Heredia también vive la soledad a fondo. Sus amistades
son
aún menos que las de Héctor y no tiene familia ya que es
huérfano. El ha amado con pasión a Griseta, quien es un
personaje
constante en las novelas del chileno; pero Heredia tampoco puede
mantener relaciones
amorosas duraderas: “la soledad es un negocio que siempre da
utilidades:
Horas tristes, camas frías, un espejo para mí solo,
silencio en
abundancia [...]” (199). Heredia cuenta, sin embargo, con un amigo
especial con quien conversa y al que retorna a su apartamento, su gato,
Simenon.
Simenon actúa como la conciencia del detective, es su
“expresión estética y surrealista”
(García-Corales 86). Simenon se atreve a confrontar a Heredia, a
decirle
las cosas como son, sin dorarle la píldora, siendo
caústico en
sus consejos: “tu caparazón recubre un corazón de flan.
Tú y esa muchacha no tenían futuro” (198). Esta soledad
existencial pone a Heredia (y extrapolaríamos a
Belascoarán) en
una posición de espectador, “de agente moral” como
señala Díaz Eterovic en una entrevista con
García-Corales
(192).
En el nuevo género policial el crimen no es una
abstracción, una fantasía de la imaginación del
autor; es
un problema social, no analítico. Jon Thompson en su lectura de
Poe
señala que la valorización del intelecto en Dupin indica
el poder
del individuo sobre la colectividad y crea la figura del detective que
preside
sobre “an urban agglomeration that ceases to have any affective force
whatsoever” (57). Stavans asegura que los detectives neopoliciacos
“no están interesados en ponerle orden al caos, una
obligación que queda para Lord Wimsey, Hercules Poirot o Armando
Zosaya” (140). Esta actitud introduce un rompimiento enorme con el
detectivesco clásico, el cual se fundamenta en el raciocinio, en
el
poder del conocimiento. Los detectives clásicos son superiores a
la
policía o a los otros personajes porque tienen las llaves del
enigma, y
todos dependen de él para descifrarlo. En Héctor y
Heredia su
soledad existencial, la cual es típica del detective duro del hard boiled que enfrenta los peligros sin
temor a ser emocionalmente chantajeado por estar libre de ataduras
sentimentales, y sus limitaciones para encontrar y castigar al culpable
son una
postura antiheroica y antiintelectual.
Nuestros detectives se caracterizan en ambas novelas por
encontrarse
confundidos ante el crimen.
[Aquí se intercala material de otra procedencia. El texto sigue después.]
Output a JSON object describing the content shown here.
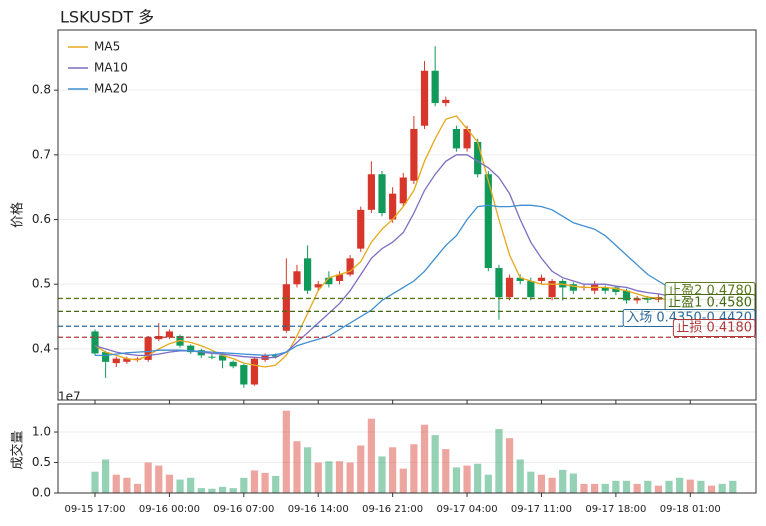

Belascoarán Shayne transcurre casi
toda la
novela tratando de comprender los asesinatos y su papel en ellos:
“ahí estaba el problema, en que no lograba hilvanar la aparente
claridad con nada” (151), para concluir reflexivamente, “en las
buenas novelas policiacas, los pasos eran claros; hasta cuando el
detective se
desconcertaba, su desconcierto era claro” (204). Finalmente, como
resultado de su inhabilidad de descrifrar el enigma a tiempo, que
concluye
siendo un malentendido trágico y fatal, termina acribillado a
balazos.
En el caso de Heredia, sigue una serie de pistas falsas que
confirman
que la desaparición de Traverso, un político del Partido,
“continuaba siendo un enigma” (115) y sólo al final de la
novela logra desenredar el problema. Este caso al principio no le
interesa
porque lo puede llevar a recorrer “los viejos dolores” (57) y porque
está dominado por la política y Heredia afirma “no quiero
entrar en el juego” (19). Heredia funciona con la intuición
más que con la razón y por eso piensa, “tuve una
intuición que de inmediato consideré errática: en
la
desaparición de Traverso no existían huellas porque no
había crimen que resolver” (116). Como Héctor, Heredia se
encuentra perplejo, un estado nada satisfactorio para un detective:
“nada
a que asirse, como si cada uno de mis pasos estuviera destinado al
fracaso,
[...]” (115) e incluso en un momento de frustración está
listo a “arrojar la toalla” y a abandonar la investigación
(171).
La soledad existencial de nuestros detectives como postura
antiheroica
se complementa con su contrario: la solidaridad.(3)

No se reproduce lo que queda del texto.